LMDeploy flaw exploited within 13 hours of disclosure, researchers say

by

A high-severity flaw in LMDeploy was being actively exploited less than 13 hours after public disclosure, with attackers using the issue to probe internal services and cloud metadata endpoints, according to a technical analysis from Sysdig. The vulnerability, tracked as CVE-2026-33626, affects versions 0.12.0 and earlier with vision language support.

KEY FACTS

  • Bug type Server-side request forgery in the vision language module
  • Affected software LMDeploy 0.12.0 and earlier with vision language support
  • Discovery Orca Security researcher Igor Stepansky reported the flaw
  • Exploitation Sysdig said it saw an attack within 12 hours and 31 minutes of disclosure
  • Impact The flaw could expose cloud credentials and internal services

The advisory said the load_image() function in lmdeploy/vl/utils.py can fetch arbitrary URLs without checking for internal or private IP addresses. That behavior could allow access to cloud metadata services, internal networks and other sensitive resources.

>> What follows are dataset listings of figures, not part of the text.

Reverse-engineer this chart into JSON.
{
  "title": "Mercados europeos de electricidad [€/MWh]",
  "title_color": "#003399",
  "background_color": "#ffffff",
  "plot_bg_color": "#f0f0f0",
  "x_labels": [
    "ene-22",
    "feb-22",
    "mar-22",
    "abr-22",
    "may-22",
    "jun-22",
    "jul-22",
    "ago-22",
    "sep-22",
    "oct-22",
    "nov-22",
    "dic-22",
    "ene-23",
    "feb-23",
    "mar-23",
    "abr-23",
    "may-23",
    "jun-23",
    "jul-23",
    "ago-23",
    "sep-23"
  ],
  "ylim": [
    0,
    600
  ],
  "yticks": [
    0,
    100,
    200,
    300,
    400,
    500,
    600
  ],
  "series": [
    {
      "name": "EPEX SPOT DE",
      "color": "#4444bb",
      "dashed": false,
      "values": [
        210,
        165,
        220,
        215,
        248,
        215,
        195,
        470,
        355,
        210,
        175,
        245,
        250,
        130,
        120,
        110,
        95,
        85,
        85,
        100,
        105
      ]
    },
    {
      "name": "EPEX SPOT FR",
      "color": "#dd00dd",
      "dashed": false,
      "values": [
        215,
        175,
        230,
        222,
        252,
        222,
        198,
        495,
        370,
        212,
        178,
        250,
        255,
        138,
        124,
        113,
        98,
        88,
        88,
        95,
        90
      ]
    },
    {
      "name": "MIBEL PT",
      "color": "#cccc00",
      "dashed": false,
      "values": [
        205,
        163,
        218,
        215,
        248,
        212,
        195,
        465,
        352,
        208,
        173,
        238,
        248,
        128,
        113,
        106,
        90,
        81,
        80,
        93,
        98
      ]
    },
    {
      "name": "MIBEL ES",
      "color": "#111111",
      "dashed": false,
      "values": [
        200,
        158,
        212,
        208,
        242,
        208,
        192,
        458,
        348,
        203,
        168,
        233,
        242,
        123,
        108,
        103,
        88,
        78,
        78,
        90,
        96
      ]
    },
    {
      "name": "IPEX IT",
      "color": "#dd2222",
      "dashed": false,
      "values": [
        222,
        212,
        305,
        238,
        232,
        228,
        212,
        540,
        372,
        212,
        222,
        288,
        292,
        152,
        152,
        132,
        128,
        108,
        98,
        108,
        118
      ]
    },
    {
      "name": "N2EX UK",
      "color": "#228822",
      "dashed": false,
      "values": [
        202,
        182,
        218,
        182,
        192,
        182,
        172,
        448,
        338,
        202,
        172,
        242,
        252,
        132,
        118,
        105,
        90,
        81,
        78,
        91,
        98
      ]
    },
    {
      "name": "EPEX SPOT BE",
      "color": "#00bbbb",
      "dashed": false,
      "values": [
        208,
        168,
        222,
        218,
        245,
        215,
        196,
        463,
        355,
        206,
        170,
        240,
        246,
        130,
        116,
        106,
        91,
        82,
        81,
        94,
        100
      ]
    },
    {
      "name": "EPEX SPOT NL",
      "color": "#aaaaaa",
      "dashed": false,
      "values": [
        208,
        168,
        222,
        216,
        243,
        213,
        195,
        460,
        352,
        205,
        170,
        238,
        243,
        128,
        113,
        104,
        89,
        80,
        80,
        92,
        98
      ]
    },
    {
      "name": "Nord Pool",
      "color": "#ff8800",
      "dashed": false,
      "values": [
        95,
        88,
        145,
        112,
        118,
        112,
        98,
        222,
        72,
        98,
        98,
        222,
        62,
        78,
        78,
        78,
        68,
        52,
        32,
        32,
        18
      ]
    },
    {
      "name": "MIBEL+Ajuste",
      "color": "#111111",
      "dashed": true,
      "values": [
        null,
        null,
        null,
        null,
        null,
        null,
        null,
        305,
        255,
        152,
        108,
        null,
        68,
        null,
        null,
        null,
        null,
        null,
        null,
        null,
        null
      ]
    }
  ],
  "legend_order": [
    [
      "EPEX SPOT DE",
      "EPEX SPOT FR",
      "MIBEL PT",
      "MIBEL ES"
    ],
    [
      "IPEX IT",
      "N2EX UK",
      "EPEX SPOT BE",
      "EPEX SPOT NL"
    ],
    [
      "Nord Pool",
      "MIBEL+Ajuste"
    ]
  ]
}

Sysdig said the first attack came from IP address 103.116.72[.]119 and ran for eight minutes across 10 requests. The activity targeted AWS Instance Metadata Service, Redis, MySQL, a secondary HTTP administrative interface and an out-of-band DNS endpoint used to confirm external reachability.

The report said the attacker also switched between different vision language models during the session, likely to avoid suspicion, and used the SSRF path to port scan the loopback interface at 127.0.0[.]1. The company said the pattern showed the flaw was being used as a general HTTP SSRF primitive rather than only for validation.

LMDeploy maintainers said the issue affects all versions through 0.12.0 with vision language support. The disclosure did not say whether a patch had reached all users at the time of the attack, but it warned that successful exploitation could enable credential theft, internal reconnaissance and lateral movement opportunities.

WHY IT MATTERS

The case shows how quickly newly disclosed flaws in AI infrastructure can be turned into live attacks. It also highlights the risk that a single SSRF issue can give outsiders a way to reach internal services and cloud metadata systems that are not exposed to the public internet.